Şanslı ve Şanssız Ellili

Yıl 2074, Dünya ölüyor. İnsanlığın çoğu zaman gelişmesini sağlayan, insanların hayatını kolaylaştıran bilimin bazı kötü ve zararlı yanları hep vardı. Savaşlar yok muydu? Tabikide vardı ama hiçbir zaman Dünya’daki yaşaman küresel bir şekilde tehlikeye girmesine sebep olacak kadar korkulası değillerdi. Hatta ve hatta insanlar bu savaşlar sayesinde daha çok gelişti ve bilim ilerledi. Kimisi insanlığa faydalıydı ilaçlar gibi, kimisi ise insanlığın en büyük kabusu oldu mesela atom bombaları. Sonuç olarak bazı büyük Dünya savaşları yaşandı ve sonrasında küresel sulh sağlandı ama o güne kadar. İnsanlığın en büyük kabusu geri dönmüştü yani atom bombaları.
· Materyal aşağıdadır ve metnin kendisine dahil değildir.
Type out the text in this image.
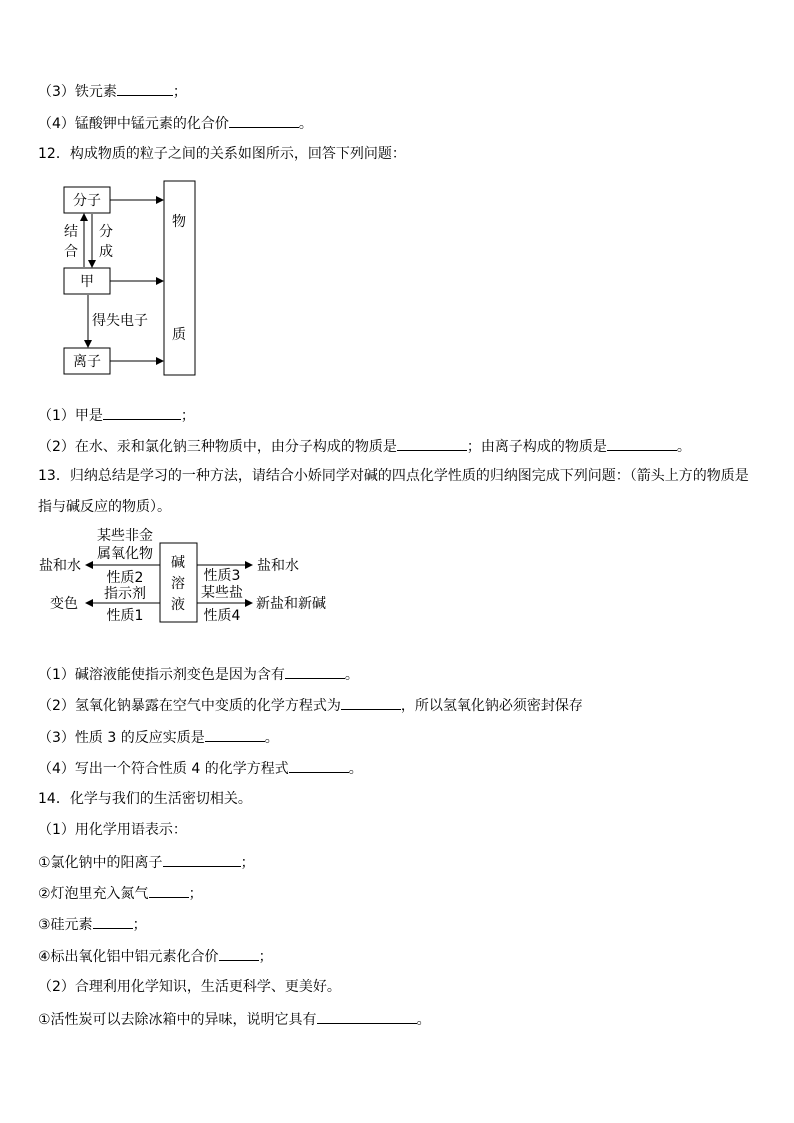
（3）铁元素	；
（4）锰酸钾中锰元素的化合价	。
12．构成物质的粒子之间的关系如图所示，回答下列问题：
分子
甲
离子
物
质
结
合
分
成
得失电子
（1）甲是	；
（2）在水、汞和氯化钠三种物质中，由分子构成的物质是	；由离子构成的物质是	。
13．归纳总结是学习的一种方法，请结合小娇同学对碱的四点化学性质的归纳图完成下列问题：（箭头上方的物质是指与碱反应的物质）。
碱
溶
液
某些非金
属氧化物
性质2
盐和水
指示剂
性质1
变色
性质3
某些盐
性质4
盐和水
新盐和新碱
（1）碱溶液能使指示剂变色是因为含有	。
（2）氢氧化钠暴露在空气中变质的化学方程式为	，所以氢氧化钠必须密封保存
（3）性质 3 的反应实质是	。
（4）写出一个符合性质 4 的化学方程式	。
14．化学与我们的生活密切相关。
（1）用化学用语表示：
①氯化钠中的阳离子	；
②灯泡里充入氮气	；
③硅元素	；
④标出氧化铝中铝元素化合价	；
（2）合理利用化学知识，生活更科学、更美好。
①活性炭可以去除冰箱中的异味，说明它具有	。
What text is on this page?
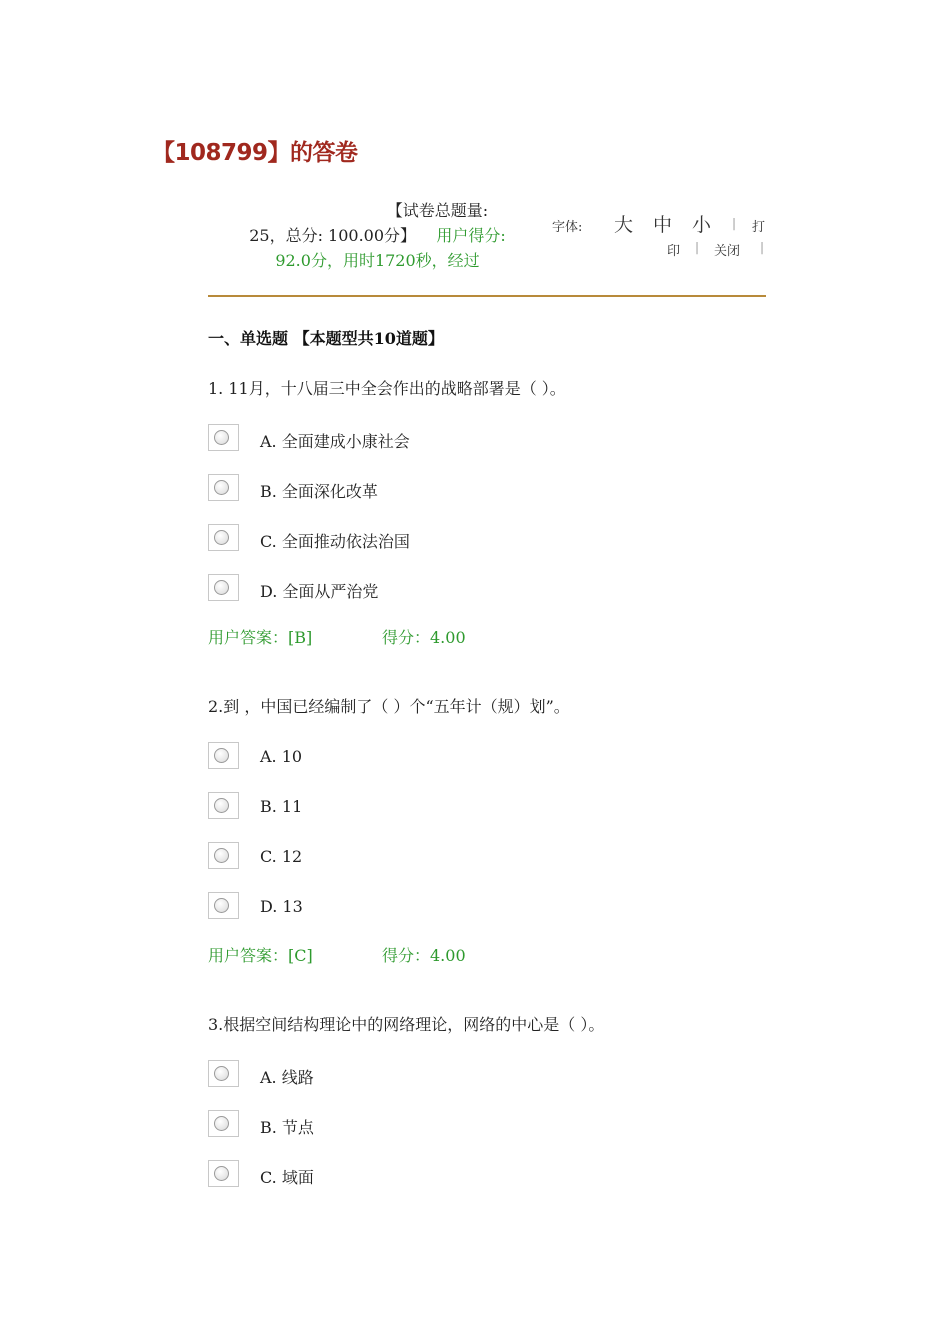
【108799】的答卷
【试卷总题量:
25，总分: 100.00分】 用户得分:
92.0分，用时1720秒，经过
字体: 大 中 小 | 打
印 | 关闭 |
一、单选题 【本题型共10道题】
1. 11月，十八届三中全会作出的战略部署是（ ）。
A. 全面建成小康社会
B. 全面深化改革
C. 全面推动依法治国
D. 全面从严治党
用户答案：[B]	得分：4.00
2.到 ，中国已经编制了（ ）个“五年计（规）划”。
A. 10
B. 11
C. 12
D. 13
用户答案：[C]	得分：4.00
3.根据空间结构理论中的网络理论，网络的中心是（ ）。
A. 线路
B. 节点
C. 域面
Hiç Dünya’nın nasıl bir yer olduğunu merak ettiniz mi? Sorumu biraz garipsediniz sanırsam. “Dünya’da yaşıyoruz niye merak edelim ki” diye geçirmiş olabilirsiniz içinizden. Ama genç Lara için durum biraz farklıydı. Uzay boşluğunda bulunan gemideki odasının penceresinden Dünya’yı seyrediyordu, nasıl bir yer olduğunu merak ederek. Büyük savaştan beri Dünya üzerinde yüksek seviyede radyasyon nedeniyle tek bir canlı yaşamı olmadığı biliniyordu. Aradan 15 yıl geçmişti ve artık uzay gemisinin artan nüfusla birlikte kaynakları tükeniyordu ve birkaç yıla insanlar yeniden Dünya’ya ayak basmak zorunda kalabilirlerdi. Bilim insanları gezegende hala yaşam olup olmadığını test etmek için 50 genç, öksüz insanı orada yaşam kurmaları için göndermeye karar vermişlerdi. Lara öksüzdü. Tek ebeveyni olan annesini de 7 yaşında o büyük savaşta kaybetmişti. Annesiyle ilgili hatırladığı tek anı annesinin bir astronot ile olan konuşmasıydı. Annesi “ Ben zaten hastayım, çok ömrüm kalmadı. Lütfen Lara’yı alın gemiye.” diyordu. Astronot da” Son kararın mı?” diyordu. O konuşmadan sonra annesini bir daha hiç görmedi ve Dünya’ya merakla büyüdü. Aradan bir hafta geçti. Artık o çok merak ettiği Dünya’ya yola çıkmanın vakti gelmişti. Son hazırlıklarını da yaptı ve gemide en yakın arkadaşı Yuqi’nin yanına oturdu. 1,2,3 ve yolculuk başlamıştı. Yaşadığı heyecanı tarif bile edemezdi. Belki de Dünya kendini toparlamıştı ve artık o demir yığınının içinde yaşamak zorunda kalmayacaktı veya ailesini bu gezegende kurabilecekti. O bu düşüncelere dalmışken birden alarm ötmeye başladı atmosfere girmişlerdi ama sıkıntı şu ki inmeleri gereken bölge ormanlık bir bölge iken bir okyanusa doğru aşırı hızlı bir şekilde düşüyorlardı. Bu işte bir terslik vardı. Daha ne olduğunu anlayamadan birden kendilerini karanlık suyun içinde buldular. Gemi su alıyordu, acilen yüzeye çıkmaları gerekiyordu. Güç bela kapıyı açtılar ve teker teker su yüzeyine yüzmeye başladılar. Geminin içinde nerdeyse hiç hava kalmamıştı. Lara son anda gemiden çıktı ve yüzeye doğru yüzmeye başladı. Tam kafasını dışarı çıkartacağı sırada tarih kitaplarından okuduğu kadarıyla megaladon diye bilinen bir canlının ağzını açarak ona doğru geldiğini fark etti.

Saniyeler içinde görüş alanı karanlığa boğuldu. Belki o çok merak ettiği Dünya’yı görememişti ama en azından gezegende yaşam vardı. O hevesle inmek istediği Dünya canına mal olmuştu ama olsun o gene de huzurluydu yaşamın devam ettiğini bildiği için. Artık huzurla annesinin yanına gidebilirdi.